Hilton merged her two passions. The result: LSTN Headphones, a social enterprise that sells vintage-inspired headphones to benefit the Starkey Hearing Foundation. Inspired by ‘one-for-one’ businesses, each pair of LSTN Headphones sold helps restore hearing to someone in need––a twist on the ‘one-for-one’ trend––or as Hilton calls it: “Giving Back. Amplified.” LSTN Headphones are also handcrafted with reclaimed wood from furniture and flooring manufacturers, giving them another dimension of social consciousness.
“I love Toms, Warby Parker, Krochet Kids,” Hilton said. “I wanted to do something related to hearing so naturally, headphones was an obvious choice. It’s working out well for us and people really gravitate toward it.”
The Starkey Hearing Foundation provides 100,000 hearing aids to people in need around the world each year, allowing many to hear for the first time. To date, Starkey has given hearing aids in more than 120 countries.
In August 2012, Hilton launched LSTN’s website with pictures and prototypes. The following month, LSTN was featured on “The Today Show” before it had manufactured any products.
“We were getting all of these orders, but we didn’t have any products,” she said. “It was exciting but it was kind of crazy.”
In January 2013, she officially left her corporate cocoon for the sink-or-swim ranks of entrepreneurism, perhaps inevitably.
“When I was like 11, I was selling candy bars at bowling alleys to make money,” she laughed. “I actually made enough to go to Europe. I’ve always had the entrepreneur bug in me.”
With momentum mounting, Hilton brought in friend and seasoned businessman Joe Huff to help run things. Huff shared Hilton’s vision from the first time they spoke and believes it’s the type of idea that could put social enterprise “on the map.”
“She really had the billion-dollar idea,” he said. “For me, it really became, ‘How do we make social enterprise the coolest thing ever?’ And it really sunk in that [LSTN] is music, and there’s really nothing cooler than music.”
Following LSTN’s official launch in April 2013, Huff and Hilton went to Peru with Starkey for two weeks late in 2013 to help fit 10,000 people for hearing aids.
“It was amazing,” Hilton said of the trip. “Some of those kids have never heard anything in their lives so you literally see them hear for the first time.”
In 2012 alone, Starkey fitted more than 131,000 people for hearing aids, surpassing its Clinton Global Initiative commitment of fitting 100,000 hearing aids annually. At this rate, Starkey is 25 percent ahead of schedule for fitting 1 million people this decade.
“[Starkey is] not just dropping the hearing aids off and leaving,” Hilton said. “They’re there talking to the people and seeing who really needs them, and afterwards they stay. They follow up with the patients…We’re a small partner of theirs, but we’re trying to help as much as we can and hoping we’ll grow with them.”

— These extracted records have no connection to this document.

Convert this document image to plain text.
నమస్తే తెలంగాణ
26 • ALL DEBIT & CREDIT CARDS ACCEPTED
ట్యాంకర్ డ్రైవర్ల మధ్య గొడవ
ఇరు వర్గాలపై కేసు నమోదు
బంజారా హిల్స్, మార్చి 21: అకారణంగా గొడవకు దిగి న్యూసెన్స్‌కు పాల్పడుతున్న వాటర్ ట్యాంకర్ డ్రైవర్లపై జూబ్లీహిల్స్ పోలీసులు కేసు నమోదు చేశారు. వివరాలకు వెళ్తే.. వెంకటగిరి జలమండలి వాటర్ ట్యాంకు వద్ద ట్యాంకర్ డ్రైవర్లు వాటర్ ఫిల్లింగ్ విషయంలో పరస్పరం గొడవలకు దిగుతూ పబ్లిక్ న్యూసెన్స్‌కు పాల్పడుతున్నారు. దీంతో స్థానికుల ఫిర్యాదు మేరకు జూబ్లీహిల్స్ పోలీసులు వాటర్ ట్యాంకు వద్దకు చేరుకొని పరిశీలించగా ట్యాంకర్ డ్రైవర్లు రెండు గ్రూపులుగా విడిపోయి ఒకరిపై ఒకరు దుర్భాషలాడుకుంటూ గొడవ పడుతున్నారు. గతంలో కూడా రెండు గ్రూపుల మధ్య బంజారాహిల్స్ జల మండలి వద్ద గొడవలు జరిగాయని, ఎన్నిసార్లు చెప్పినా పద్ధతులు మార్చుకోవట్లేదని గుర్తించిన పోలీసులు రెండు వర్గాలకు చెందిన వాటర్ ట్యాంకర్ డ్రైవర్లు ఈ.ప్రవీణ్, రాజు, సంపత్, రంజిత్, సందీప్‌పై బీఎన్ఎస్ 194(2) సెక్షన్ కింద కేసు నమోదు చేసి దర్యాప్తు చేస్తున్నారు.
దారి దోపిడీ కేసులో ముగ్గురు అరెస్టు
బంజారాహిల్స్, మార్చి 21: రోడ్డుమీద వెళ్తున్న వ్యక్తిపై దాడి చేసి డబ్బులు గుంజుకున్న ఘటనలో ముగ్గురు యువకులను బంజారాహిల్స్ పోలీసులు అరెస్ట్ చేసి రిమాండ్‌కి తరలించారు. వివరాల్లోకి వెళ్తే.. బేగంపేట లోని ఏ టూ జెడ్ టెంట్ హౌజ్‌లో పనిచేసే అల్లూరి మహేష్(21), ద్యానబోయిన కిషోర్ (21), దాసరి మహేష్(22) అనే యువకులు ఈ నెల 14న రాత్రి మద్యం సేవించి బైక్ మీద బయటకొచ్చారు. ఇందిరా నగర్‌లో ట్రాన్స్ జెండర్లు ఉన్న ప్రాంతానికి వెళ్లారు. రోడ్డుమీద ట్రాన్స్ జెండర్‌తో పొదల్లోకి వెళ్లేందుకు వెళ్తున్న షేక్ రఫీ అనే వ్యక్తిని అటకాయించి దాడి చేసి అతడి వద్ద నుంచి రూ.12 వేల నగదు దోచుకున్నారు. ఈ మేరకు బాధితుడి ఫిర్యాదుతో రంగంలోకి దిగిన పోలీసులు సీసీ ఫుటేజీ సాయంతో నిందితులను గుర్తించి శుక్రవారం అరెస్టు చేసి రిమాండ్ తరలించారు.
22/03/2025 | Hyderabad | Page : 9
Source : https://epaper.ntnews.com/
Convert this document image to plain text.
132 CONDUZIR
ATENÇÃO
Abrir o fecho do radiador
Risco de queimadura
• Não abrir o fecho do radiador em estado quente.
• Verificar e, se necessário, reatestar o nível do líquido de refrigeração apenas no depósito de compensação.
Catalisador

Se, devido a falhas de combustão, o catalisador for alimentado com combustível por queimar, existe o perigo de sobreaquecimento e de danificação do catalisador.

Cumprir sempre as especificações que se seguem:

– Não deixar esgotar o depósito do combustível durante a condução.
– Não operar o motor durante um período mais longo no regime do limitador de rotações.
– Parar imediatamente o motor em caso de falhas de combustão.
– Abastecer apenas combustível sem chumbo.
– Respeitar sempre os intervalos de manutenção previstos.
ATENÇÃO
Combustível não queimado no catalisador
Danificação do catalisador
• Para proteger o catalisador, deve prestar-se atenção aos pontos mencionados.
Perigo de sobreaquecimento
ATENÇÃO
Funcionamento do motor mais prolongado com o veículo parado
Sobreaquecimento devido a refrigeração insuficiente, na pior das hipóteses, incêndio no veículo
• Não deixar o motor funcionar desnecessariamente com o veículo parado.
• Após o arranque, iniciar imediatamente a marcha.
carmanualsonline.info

Outside of its alliance with Starkey, LSTN has also struck up an impressive short list of retail and subscription-based partners, including Whole Foods, Urban Outfitters and Spotify. Last fall, LSTN was added to the Toms Marketplace, an online store Toms launched in November 2013 to help other businesses with a social purpose. The online store features more than 200 products from about 30 companies and charities.
“We didn’t just want to start another headphone company,” Huff said. “Our goal was to start a business that could change the world through the power of music.”
In her spare time Hilton lectures at UCLA and USC, but these days, being at the helm of one of the most rapidly emerging social enterprises consumes the lot of her waking hours.
“I don’t have the same lifestyle as I might have when I was working [at Universal], but the long term is going to be way more worth it,” Hilton said. “The reason why we started this company is to help people.”